Yad Sarah prints large-font Haggada

Downloadable large-print Haggada available for vision disabled from Yad Sarah.

Hospital  beds. (photo credit: SAM SOKOL)
Hospital beds.
(photo credit: SAM SOKOL)
The Yad Sarah organization has not only prepared equipment to enable families to bring institutionalized relatives home for the Seder, but has also produced a printable, large-font Haggada so the visually-impaired can read it more easily.
Volunteers have repaired more than 1,500 items to put back into circulation so they can increase supplies of walkers, oxygen tanks, wheelchairs, electrically operated hospital beds, pulleys and other items.
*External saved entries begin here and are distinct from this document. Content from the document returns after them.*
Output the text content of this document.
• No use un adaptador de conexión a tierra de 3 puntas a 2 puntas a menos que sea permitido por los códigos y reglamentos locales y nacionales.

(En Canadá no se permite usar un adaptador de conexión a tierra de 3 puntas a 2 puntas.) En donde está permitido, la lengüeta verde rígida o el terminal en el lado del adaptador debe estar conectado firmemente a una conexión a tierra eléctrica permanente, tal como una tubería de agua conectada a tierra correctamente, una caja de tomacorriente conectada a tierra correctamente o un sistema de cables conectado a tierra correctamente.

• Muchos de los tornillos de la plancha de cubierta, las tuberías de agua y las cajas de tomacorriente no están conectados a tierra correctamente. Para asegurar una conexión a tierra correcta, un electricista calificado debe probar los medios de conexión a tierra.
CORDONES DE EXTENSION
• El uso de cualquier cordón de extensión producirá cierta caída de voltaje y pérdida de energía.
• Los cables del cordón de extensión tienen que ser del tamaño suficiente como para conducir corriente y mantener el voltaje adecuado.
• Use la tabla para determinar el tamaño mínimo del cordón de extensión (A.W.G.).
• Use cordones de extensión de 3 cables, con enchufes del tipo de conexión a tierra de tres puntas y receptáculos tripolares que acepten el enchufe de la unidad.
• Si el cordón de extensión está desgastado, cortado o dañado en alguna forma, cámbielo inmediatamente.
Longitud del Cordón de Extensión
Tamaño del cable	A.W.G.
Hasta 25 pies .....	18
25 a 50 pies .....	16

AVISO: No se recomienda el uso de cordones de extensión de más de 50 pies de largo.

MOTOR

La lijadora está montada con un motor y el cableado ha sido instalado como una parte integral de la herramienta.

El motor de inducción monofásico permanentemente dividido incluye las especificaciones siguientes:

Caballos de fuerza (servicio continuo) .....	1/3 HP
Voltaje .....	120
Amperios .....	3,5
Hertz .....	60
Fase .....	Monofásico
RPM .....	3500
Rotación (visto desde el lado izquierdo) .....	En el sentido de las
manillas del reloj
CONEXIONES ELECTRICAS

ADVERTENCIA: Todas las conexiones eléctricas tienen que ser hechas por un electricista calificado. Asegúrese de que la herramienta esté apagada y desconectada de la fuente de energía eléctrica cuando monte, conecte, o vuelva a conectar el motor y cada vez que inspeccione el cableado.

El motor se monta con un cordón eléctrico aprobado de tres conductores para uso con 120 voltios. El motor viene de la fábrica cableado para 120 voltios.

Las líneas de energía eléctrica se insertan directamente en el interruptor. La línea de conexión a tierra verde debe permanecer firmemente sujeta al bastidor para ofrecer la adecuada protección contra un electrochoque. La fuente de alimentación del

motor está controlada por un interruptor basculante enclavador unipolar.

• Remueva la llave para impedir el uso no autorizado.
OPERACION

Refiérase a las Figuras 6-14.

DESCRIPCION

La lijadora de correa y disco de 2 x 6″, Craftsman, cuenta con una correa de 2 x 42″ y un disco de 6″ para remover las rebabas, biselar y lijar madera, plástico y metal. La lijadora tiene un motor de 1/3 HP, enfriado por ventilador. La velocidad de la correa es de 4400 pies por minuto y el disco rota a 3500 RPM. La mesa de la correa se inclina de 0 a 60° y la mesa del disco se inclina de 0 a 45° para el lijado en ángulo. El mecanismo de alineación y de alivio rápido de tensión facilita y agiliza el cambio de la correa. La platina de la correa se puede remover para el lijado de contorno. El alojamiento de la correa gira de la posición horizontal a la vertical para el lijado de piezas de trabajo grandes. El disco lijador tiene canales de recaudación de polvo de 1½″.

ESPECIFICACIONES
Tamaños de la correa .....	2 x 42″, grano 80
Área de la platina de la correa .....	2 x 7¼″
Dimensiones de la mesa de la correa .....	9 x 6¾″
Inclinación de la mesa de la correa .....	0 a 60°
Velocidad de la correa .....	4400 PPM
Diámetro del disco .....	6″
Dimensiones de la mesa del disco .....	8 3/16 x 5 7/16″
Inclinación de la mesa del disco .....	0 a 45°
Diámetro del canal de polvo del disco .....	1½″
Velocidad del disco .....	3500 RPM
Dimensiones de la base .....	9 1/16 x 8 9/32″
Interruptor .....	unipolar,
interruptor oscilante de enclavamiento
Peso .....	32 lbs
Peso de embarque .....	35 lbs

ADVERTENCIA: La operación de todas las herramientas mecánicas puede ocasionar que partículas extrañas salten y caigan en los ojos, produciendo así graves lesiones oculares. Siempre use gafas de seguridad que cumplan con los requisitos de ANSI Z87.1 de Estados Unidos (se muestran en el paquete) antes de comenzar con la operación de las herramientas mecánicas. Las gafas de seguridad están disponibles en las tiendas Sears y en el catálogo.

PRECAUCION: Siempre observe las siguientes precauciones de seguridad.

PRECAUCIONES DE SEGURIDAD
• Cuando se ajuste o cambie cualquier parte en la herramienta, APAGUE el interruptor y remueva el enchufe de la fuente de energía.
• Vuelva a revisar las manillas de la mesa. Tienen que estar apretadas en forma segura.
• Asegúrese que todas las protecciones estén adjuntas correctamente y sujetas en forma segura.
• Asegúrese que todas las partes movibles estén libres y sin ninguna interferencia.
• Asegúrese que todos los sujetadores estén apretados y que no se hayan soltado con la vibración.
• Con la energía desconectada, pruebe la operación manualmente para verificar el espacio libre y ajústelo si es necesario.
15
Passover is the ultimate family festival, and people want their elderly and disabled relatives with them at home, Yad Sarah director-general Moshe Cohen said on Tuesday.
“They bring them from geriatric homes and hospitals, and women who just gave birth also need help. We want to help people with difficulty functioning to be at home. We are trying to meet all requests for help.”
In Cohen’s experience, the demand for his organization’s medical equipment triples during the weeks before Passover.
By the end of next week, Yad Sarah, which has 103 branches around the country, will lend out some 4,000 wheelchairs and walkers alone. Its fleet of Nechonit vans for transporting the wheelchair-bound has also received a boost ahead of the festival of freedom. One can order a van by calling *6444.
In addition, for the first time, Yad Sarah has released a 67-page, Hebrew-language Passover Haggada, available for download at www.yadsarah.org.il/images/ stories/pdf/hagada.pdf in extralarge type so those with vision problems can follow the text.
The Haggada was produced by the Da’at organization for the study of Judaism at Herzog College in Alon Shvut.